Please, folk, read back: having large carbides at the edge allows for MORE edge-refinement, and not just a little bit more but
10-100X more refinement. With its small carbides and volume, you can sharpen 12C27 down to 0.5 um apex diameter ... but you can achieve 0.05 - 0.005 um with WC-Co, diamond, and obsidian, i.e. carbide edges. Why? Because the carbides are harder (> 80Rc), less flexible or prone to deformation, so they can be shaped to a point/plane 10-100X narrower than low carbide 12C27 can achieve with any stability. 12C27 taken that sharp is LESS stable (strength & toughness) because it is too soft to resist deformation at such thin geometry, it rolls and flattens. If you could place ingot D2's large carbides in the apex and shape them appropriately, you'd have a knife 10-100X sharper in that section. If D2 is "toothy" at a microscopic level, it is from having some sections of sharper carbide (much sharper than 12C27
anywhere) and some sections of duller matrix ("dull" at 0.5 um like 12C27).

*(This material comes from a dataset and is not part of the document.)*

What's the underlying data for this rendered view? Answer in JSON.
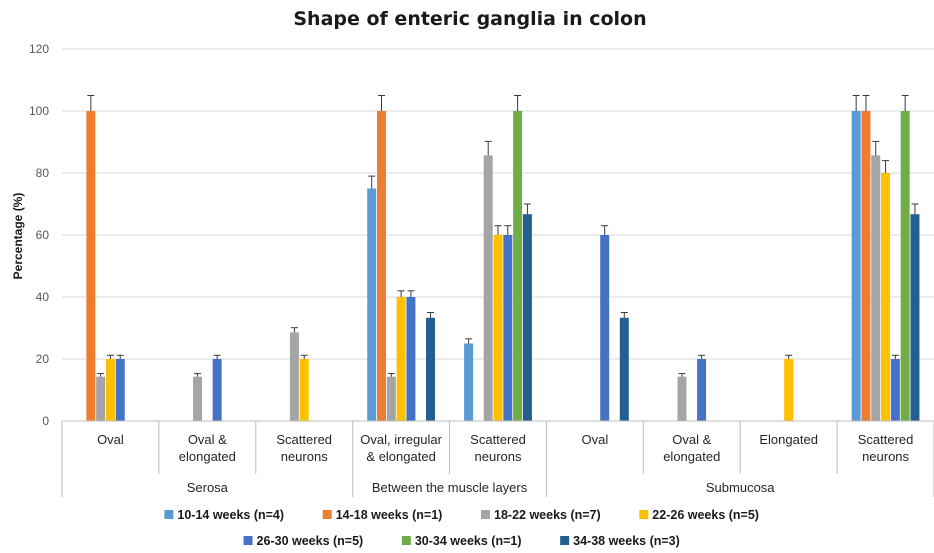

With 12C27 and other razor steels, they easily take a "dull" edge, but that edge (0.5um) is "shaving sharp" and relatively "tough" against impact stress meaning it with deform rather than fracture - lots of room on the stress/strain curve. With harder carbide, there isn't much room in the stress/strain curve for deformation hence it being "brittle" not in the sense that it is weak, indeed it is much stronger than the matrix, stronger than 12C27 at max hardness, especially at such thin geometries where it will actually hold its shape, but in the sense that when lateral or impact stress is applied it will NOT deform as readily and will fracture in short order. That said, it isn't usually the carbide itself fracturing but rather the weak bond with the matrix (grain boundary).
To improve steel toughness, industry works to reduce the size of these carbide-grain boundaries by reducing the size of the carbides themselves such that lateral and impact stress on a section of edge can be distributed to many small grain-boundaries rather than one large one more susceptible to fracture-growth.
But again, the 12C27 and other"fine" steels do not obtain a "finer edge" than others, they simply are able to obtain that "fine edge" (more of a weak "working edge" really) more easily than high-carbide materials, and that edge is tougher and easier to maintain (requires less careful technique, less specialized equipment).
When speaking in relative terms - fine, dull, tough, brittle, strong, weak - it is important to specify the measurement range you are describing. If comparing >80Rc to ~60Rc, which is weak? If comparing 0.5um to 0.05um, which is "fine" or "sharp" vs. "dull"?
Also, when discussing "edge stability", one should specify the geometries (edge thickness) and stress to which that geometry is subjected. Remember that abrasive wear is, at the microscopic level, impact stress and lateral loading, so an edge more resistant to that stress could be described as "more stable" ... but the conditions are very specific.
If someone understands these notions differently, please explain why as i am by no means an expert. Alright, now back to an awesome thread about the matrix grain size (rather than carbide grain size). Thank you for your patience.